Sobald Polens Verbraucher feststellen, dass Vorzeigeprodukte der polnischen kulinarischen Tradition, zum Beispiel Kabanosy, Kielbaski Slaskie, Ptasie Mleczko oder sogar das berühmte Oscypki aus Zakopane, die schlechteste Note (ein rotes E) erhalten, werden sie den gleichen Schock erleben wie ihre Kollegen in den Ländern, die sich der anti-Nutri-Score-Koalition angeschlossen haben und sich in ihrer Kultur angegriffen fühlen. Die orangefarbene D-Note, die dem Filety Sledziowe und dem Majonez Kielecki verliehen wurde, wird wahrscheinlich nicht zu ihrer Tröstung beitragen.
Ich persönlich kenne und schätze die polnische Küche. Und ich weiß, dass sie gesund ist, weil sie im Wesentlichen auf nur minimal verarbeiteten Produkten basiert – eine heutzutage von Ernährungswissenschaftlern hoch geschätzte Eigenschaft. Entscheidet sich Brüssel für den Nutri-Score, so werden die traditionellen Produkte der polnischen Küche leider ebenso schlecht bewertet werden wie die der mediterranen. Werden die Polen, die diesem reduktiven Algorithmus unterworfen sind, der willkürlich und undifferenziert nach Fett jagt, von ihren kulinarischen Traditionen entfremdet und beginnen, die gleiche Diät einzuhalten wie die Franzosen, die zunehmend unter der Fuchtel des Nutri-Score-Indikators stehen und seiner täglichen Propaganda unterworfen sind? In Frankreich sind inzwischen fast alle Produkte mit dem Nutri-Score gekennzeichnet. In der Werbung wird er wohlwollend erwähnt, und ich frage mich oft, wie bestimmte Lebensmittel ihr wertvolles grünes A erhalten haben! (1)
Lassen Sie keinen Zweifel daran aufkommen.
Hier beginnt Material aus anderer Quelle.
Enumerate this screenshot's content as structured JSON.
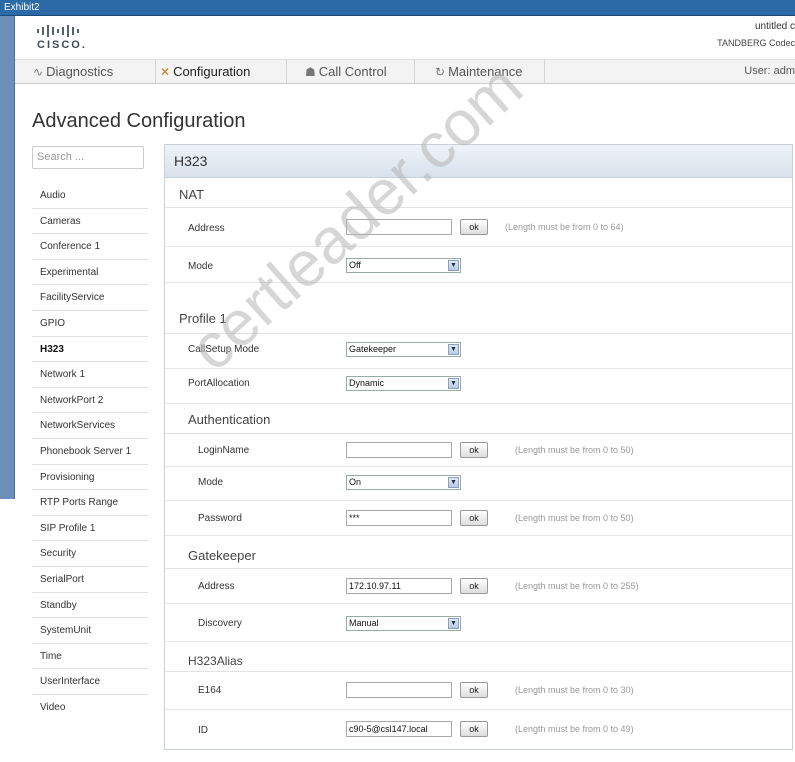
{
  "window": {
    "title": "Exhibit2"
  },
  "header": {
    "logo_text": "CISCO.",
    "system_name": "untitled c",
    "product": "TANDBERG Codec"
  },
  "nav": {
    "items": [
      {
        "label": "Diagnostics",
        "icon": "pulse-icon"
      },
      {
        "label": "Configuration",
        "icon": "wrench-screwdriver-icon"
      },
      {
        "label": "Call Control",
        "icon": "people-icon"
      },
      {
        "label": "Maintenance",
        "icon": "refresh-icon"
      }
    ],
    "user": "User: adm"
  },
  "page": {
    "title": "Advanced Configuration"
  },
  "search": {
    "placeholder": "Search ..."
  },
  "sidebar": {
    "items": [
      "Audio",
      "Cameras",
      "Conference 1",
      "Experimental",
      "FacilityService",
      "GPIO",
      "H323",
      "Network 1",
      "NetworkPort 2",
      "NetworkServices",
      "Phonebook Server 1",
      "Provisioning",
      "RTP Ports Range",
      "SIP Profile 1",
      "Security",
      "SerialPort",
      "Standby",
      "SystemUnit",
      "Time",
      "UserInterface",
      "Video"
    ],
    "active": "H323"
  },
  "panel": {
    "title": "H323",
    "nat": {
      "title": "NAT",
      "address_label": "Address",
      "address_value": "",
      "address_hint": "(Length must be from 0 to 64)",
      "mode_label": "Mode",
      "mode_value": "Off"
    },
    "profile": {
      "title": "Profile 1",
      "callsetup_label": "CallSetup Mode",
      "callsetup_value": "Gatekeeper",
      "portalloc_label": "PortAllocation",
      "portalloc_value": "Dynamic"
    },
    "authentication": {
      "title": "Authentication",
      "loginname_label": "LoginName",
      "loginname_value": "",
      "loginname_hint": "(Length must be from 0 to 50)",
      "mode_label": "Mode",
      "mode_value": "On",
      "password_label": "Password",
      "password_value": "***",
      "password_hint": "(Length must be from 0 to 50)"
    },
    "gatekeeper": {
      "title": "Gatekeeper",
      "address_label": "Address",
      "address_value": "172.10.97.11",
      "address_hint": "(Length must be from 0 to 255)",
      "discovery_label": "Discovery",
      "discovery_value": "Manual"
    },
    "alias": {
      "title": "H323Alias",
      "e164_label": "E164",
      "e164_value": "",
      "e164_hint": "(Length must be from 0 to 30)",
      "id_label": "ID",
      "id_value": "c90-5@csl147.local",
      "id_hint": "(Length must be from 0 to 49)"
    },
    "ok_label": "ok"
  },
  "watermark": "certleader.com"
}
Wenn wir zu einem Punkt kommen, an dem alle europäischen Länder dieses sehr schiefe Bewertungssystem übernehmen, wird dies für einige nur ein weiterer Grund für die Annahme sein, Brüssel wolle die lokale Küche, ein Kernelement nationaler Identität, bestrafen. Aber bevor wir diesen Punkt erreichen, kann sich Polen in der Kommission Gehör verschaffen und sich der Koalition der Länder anschließen, die unsere Küche für ein viel zu ernstes Thema halten, als dass man es auf eine Ampel reduzieren könnte – vor allem, wenn Europa stattdessen wie ein 27-Sterne-Restaurant aussehen könnte.
(1) Kürzlich sah ich im Fernsehen einen Werbespot einer Müsliriegel-Marke, die sich mit einem A von Nutri-Score rühmte. Stellen Sie sich nur all die Eltern vor, die diese Botschaft sehen und ihren Kindern dieses ultra-süße, ultra-verarbeitete Produkt in dem Glauben zu essen geben, es tue ihnen gut.